I can see someone questioning (2) as well. Perhaps your cat is instinctively repelled by physical damage to its body, but is not in pain. That is a difficult position to take, though. The cat’s behavior (e.g., caterwauling, scratching) is evidence that it feels pain. I don't know what it's like to be a cat (in Nagel's sense of "what it's like") but I believe cats feel pain.
Posted by: Elliott | Saturday, May 18, 2019 at 04:23 PM
Hi Bill,
I don't think the cases are relevantly different. Here is how a skeptical terrorist theist might argue...

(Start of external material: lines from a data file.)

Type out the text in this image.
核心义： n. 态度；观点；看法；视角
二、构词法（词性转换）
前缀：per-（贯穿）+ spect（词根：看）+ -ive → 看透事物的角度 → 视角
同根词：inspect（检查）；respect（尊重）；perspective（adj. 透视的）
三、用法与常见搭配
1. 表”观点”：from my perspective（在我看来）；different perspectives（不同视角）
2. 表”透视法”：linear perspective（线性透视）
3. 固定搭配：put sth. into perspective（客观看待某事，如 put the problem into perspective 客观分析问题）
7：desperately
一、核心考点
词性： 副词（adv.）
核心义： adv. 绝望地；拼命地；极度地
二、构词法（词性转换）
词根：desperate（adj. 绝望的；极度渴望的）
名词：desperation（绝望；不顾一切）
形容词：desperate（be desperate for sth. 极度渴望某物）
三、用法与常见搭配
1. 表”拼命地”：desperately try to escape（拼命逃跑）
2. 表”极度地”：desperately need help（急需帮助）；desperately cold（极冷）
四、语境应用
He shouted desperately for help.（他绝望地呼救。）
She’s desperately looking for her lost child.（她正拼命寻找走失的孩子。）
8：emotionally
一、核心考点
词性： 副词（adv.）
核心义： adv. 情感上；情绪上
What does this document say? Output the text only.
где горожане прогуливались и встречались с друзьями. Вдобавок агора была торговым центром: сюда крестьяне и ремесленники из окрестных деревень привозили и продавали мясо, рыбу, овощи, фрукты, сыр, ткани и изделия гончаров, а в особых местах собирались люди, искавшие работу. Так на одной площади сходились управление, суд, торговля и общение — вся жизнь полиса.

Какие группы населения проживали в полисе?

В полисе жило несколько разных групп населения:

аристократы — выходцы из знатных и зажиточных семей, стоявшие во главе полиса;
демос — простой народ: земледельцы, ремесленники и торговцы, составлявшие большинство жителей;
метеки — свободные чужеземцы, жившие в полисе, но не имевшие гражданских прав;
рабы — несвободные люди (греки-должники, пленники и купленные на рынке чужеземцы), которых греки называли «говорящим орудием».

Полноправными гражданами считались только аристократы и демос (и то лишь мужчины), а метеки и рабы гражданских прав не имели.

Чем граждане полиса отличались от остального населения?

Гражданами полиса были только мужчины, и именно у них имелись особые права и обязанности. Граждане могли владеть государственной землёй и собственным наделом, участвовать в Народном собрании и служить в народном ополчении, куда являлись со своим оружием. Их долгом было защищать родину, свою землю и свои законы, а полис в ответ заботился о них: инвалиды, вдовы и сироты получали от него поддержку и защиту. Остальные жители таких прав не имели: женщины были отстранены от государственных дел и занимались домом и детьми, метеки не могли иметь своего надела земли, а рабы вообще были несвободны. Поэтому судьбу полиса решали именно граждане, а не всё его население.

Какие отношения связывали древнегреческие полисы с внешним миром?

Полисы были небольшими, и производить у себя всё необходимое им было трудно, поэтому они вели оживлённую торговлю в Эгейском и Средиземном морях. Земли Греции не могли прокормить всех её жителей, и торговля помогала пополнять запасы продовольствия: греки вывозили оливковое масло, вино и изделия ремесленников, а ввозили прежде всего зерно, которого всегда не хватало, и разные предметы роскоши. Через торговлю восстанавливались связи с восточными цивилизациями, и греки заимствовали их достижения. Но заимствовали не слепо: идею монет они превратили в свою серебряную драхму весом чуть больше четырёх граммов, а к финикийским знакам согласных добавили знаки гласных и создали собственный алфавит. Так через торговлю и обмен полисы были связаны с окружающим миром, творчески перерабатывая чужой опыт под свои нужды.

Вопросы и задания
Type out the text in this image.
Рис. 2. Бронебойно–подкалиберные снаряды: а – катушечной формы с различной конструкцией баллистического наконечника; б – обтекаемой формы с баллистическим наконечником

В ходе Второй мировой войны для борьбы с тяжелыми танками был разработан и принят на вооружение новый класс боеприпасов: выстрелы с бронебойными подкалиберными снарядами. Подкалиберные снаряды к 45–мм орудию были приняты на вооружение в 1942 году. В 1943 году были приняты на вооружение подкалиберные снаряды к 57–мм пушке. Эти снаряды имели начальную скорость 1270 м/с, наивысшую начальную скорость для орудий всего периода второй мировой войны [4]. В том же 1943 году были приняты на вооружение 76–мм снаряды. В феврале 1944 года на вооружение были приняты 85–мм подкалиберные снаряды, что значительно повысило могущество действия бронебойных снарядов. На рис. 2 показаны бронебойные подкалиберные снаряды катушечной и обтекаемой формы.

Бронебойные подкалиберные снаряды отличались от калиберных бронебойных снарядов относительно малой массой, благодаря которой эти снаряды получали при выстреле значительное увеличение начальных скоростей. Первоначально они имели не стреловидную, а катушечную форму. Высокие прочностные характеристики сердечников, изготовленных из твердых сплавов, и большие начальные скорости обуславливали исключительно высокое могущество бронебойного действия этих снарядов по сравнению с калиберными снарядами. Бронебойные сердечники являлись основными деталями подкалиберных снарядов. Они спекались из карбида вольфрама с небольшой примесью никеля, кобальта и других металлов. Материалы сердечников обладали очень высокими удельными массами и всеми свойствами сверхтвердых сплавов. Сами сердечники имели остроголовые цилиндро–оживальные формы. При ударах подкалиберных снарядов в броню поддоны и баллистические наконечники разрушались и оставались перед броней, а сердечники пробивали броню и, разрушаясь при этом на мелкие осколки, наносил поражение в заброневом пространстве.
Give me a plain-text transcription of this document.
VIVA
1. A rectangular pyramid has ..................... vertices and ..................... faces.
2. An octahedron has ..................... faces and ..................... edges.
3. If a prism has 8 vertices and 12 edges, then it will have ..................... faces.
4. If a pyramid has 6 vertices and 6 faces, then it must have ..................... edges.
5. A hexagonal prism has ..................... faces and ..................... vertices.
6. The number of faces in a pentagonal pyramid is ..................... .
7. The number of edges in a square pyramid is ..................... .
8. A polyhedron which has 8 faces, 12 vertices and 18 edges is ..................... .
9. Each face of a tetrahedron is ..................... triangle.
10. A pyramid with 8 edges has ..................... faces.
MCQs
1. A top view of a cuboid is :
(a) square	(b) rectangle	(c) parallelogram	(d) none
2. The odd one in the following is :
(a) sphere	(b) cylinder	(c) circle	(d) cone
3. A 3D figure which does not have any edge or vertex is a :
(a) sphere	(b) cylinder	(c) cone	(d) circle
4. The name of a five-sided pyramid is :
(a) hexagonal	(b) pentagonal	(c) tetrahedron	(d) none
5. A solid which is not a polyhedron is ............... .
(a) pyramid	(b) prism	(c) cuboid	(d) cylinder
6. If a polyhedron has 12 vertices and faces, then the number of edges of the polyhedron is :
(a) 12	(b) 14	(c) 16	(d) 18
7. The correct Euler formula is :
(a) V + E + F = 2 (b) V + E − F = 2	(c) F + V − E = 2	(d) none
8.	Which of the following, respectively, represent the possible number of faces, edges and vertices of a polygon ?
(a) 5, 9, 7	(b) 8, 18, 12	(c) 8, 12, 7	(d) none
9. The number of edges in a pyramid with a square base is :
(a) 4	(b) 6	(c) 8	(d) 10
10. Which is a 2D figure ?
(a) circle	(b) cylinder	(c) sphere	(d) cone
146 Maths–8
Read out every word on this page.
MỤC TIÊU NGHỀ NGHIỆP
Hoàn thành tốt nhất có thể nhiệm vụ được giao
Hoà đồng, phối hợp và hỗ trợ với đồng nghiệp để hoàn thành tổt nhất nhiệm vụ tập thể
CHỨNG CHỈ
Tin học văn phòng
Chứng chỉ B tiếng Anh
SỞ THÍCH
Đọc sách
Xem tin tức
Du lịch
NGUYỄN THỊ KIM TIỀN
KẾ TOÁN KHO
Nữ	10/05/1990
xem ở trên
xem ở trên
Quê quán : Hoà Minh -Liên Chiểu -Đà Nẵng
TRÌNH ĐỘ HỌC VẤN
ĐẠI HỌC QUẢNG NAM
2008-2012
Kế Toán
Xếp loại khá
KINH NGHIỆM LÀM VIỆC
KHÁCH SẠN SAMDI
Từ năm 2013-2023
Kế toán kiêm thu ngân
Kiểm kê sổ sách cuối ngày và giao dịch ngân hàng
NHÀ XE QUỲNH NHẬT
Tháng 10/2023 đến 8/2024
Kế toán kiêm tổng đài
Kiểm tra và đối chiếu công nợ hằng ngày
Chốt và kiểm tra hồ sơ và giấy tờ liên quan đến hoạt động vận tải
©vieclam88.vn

"Yes it seems intuitively that God would not command the mass murder of unbelievers, since that seems intuitively to be immoral. However, I am justified in believing that God exists and has commanded just this. Therefore, I am justified in believing that my moral intuitions are unreliable on this point. And that's not too unlikely if God exists. Why would we expect that mere human beings are in a position to know What would be commanded by an omni-God? Just as apparently pointless suffering could well have a point unknowable for us, apparently morally wrong acts could be morally good and even obligatory in relation to the inconceivably greater knowledge of God, I.e. Allah. So the mere fact that terrorism seems wrong to me has little epistemic significance with respect to the question of whether it really is wrong. And so I don't agree that Islamic terrorism is a moral evil. Rather, since I justifiedly believe that God has commanded it, I justified believe that it's morally right (though I have no idea _why_ it's morally right or even how it could be right)."
Does this make the reasoning more clear?